Troubleshooting
Getting ncm-issuer logs
In case of any problem, besides checking the status of created resources,
you can also check the ncm-issuer pod logs:
kubectl -n ncm-issuer logs -f `kubectl get pods -A -l app=ncm-issuer -o jsonpath='{.items[0].metadata.name}'`
If you deployed troubleshooting sidecar as well, you can check the ncm-issuer pod logs this way:
kubectl -n ncm-issuer logs -c ncm-issuer -f `kubectl get pods -A -l app=ncm-issuer -o jsonpath='{.items[0].metadata.name}'`
Setting logging verbosity level
In the case of increasing logging verbosity level change the logging.logLevel in values.yaml to
wanted value and update your deployment. To get all possible log messages, simply set the
logging.logLevel to 3, you can also additionally change the logging.stacktraceLevel to
error.
Enabling troubleshooting sidecar
There is also the possibility of using sidecar for debugging purposes - just change the value of
sidecar.enabled to true in values.yaml and update your deployment.
From 1.2.1 onwards the sidecar runs under a non-root user (runAsUser: 998) with a
narrow capability set: every Linux capability is dropped and only NET_RAW, NET_ADMIN
and SYS_PTRACE are added back so tcpdump and strace can be used.

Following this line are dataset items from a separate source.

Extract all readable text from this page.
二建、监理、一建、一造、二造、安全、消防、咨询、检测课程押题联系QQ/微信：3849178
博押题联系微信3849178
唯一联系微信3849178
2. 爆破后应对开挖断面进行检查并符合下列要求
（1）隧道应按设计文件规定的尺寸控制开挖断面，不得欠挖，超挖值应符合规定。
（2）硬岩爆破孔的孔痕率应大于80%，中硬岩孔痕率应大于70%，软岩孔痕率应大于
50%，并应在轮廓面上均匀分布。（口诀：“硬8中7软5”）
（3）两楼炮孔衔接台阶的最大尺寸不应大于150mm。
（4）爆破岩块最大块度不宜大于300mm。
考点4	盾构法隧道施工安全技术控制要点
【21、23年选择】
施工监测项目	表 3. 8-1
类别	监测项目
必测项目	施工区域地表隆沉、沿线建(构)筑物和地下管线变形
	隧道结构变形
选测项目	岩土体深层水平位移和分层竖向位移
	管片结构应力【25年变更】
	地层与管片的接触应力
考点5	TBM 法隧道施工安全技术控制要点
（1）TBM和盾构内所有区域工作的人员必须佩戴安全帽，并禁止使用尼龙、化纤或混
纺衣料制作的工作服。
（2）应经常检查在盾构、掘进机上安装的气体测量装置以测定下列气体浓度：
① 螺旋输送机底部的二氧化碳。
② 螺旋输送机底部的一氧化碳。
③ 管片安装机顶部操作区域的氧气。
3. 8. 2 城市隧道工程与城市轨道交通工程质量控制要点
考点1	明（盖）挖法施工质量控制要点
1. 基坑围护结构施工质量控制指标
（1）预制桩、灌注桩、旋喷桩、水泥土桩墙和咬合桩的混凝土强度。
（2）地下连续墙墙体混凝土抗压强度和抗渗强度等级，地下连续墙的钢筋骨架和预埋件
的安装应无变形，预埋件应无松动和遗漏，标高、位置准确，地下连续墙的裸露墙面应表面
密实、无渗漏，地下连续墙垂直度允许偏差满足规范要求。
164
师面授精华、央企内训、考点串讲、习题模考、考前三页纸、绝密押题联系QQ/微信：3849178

The matching
file capabilities are baked into the ncm-issuer-utils image (cap_net_raw,cap_net_admin+ep
on /usr/sbin/tcpdump and cap_sys_ptrace+ep on /usr/bin/strace), so a kubectl exec
into the sidecar lets you run those tools directly without sudo. allowPrivilegeEscalation
is intentionally left at true on the sidecar so the kernel honours those file capabilities
on execve(); setting it to false would set no_new_privs=1 and silently break both tools.
If your cluster enforces the Pod Security Standards "restricted" profile at the namespace
level the sidecar will be rejected at admission because of allowPrivilegeEscalation: true.
In that case either keep sidecar.enabled: false in those namespaces, or relabel the
namespace to "baseline" specifically for ncm-issuer.
Issuer stuck in Ready=False with NCM API health check failed
From 1.2.1 onwards, the Issuer (and ClusterIssuer) Ready condition is
gated on a synchronous health probe of the NCM REST API during reconciliation.
If you see something like:
kubectl get ncmissuers -n example-ncm-ns
NAME AGE READY REASON MESSAGE
example-ncm-issuer 5s False Error NCM API health check failed: ...
it means the controller could reach the Kubernetes apiserver but the
authenticated GET /v1/cas probe against the configured mainAPI (and
backupAPI if set) did not return 2xx. Typical causes:
- wrong
mainAPI/backupAPIURL or unreachable NCM host - invalid or missing credentials in the auth
secret - TLS misconfiguration (missing CA bundle when the NCM uses HTTPS)
- egress/proxy not configured (see the next section)
Check the ncm-issuer pod logs for the exact probe failure. The issuer will
be retried by the controller automatically. There is no manual action needed
besides fixing the underlying connectivity or configuration.
Using an outbound HTTP(S) proxy
If your cluster has no direct internet/egress connectivity to the NCM instance, configure an HTTP(S) proxy.
If you install using Helm, set standard proxy environment variables via chart values:
proxy:
httpsProxy: "http://proxy.example:3128"
httpProxy: "http://proxy.example:3128"
noProxy: "localhost,127.0.0.1,.cluster.local"
Under the hood this sets HTTP_PROXY / HTTPS_PROXY / NO_PROXY (and lowercase equivalents) which are
honored by Go's HTTP client (including HTTPS via CONNECT).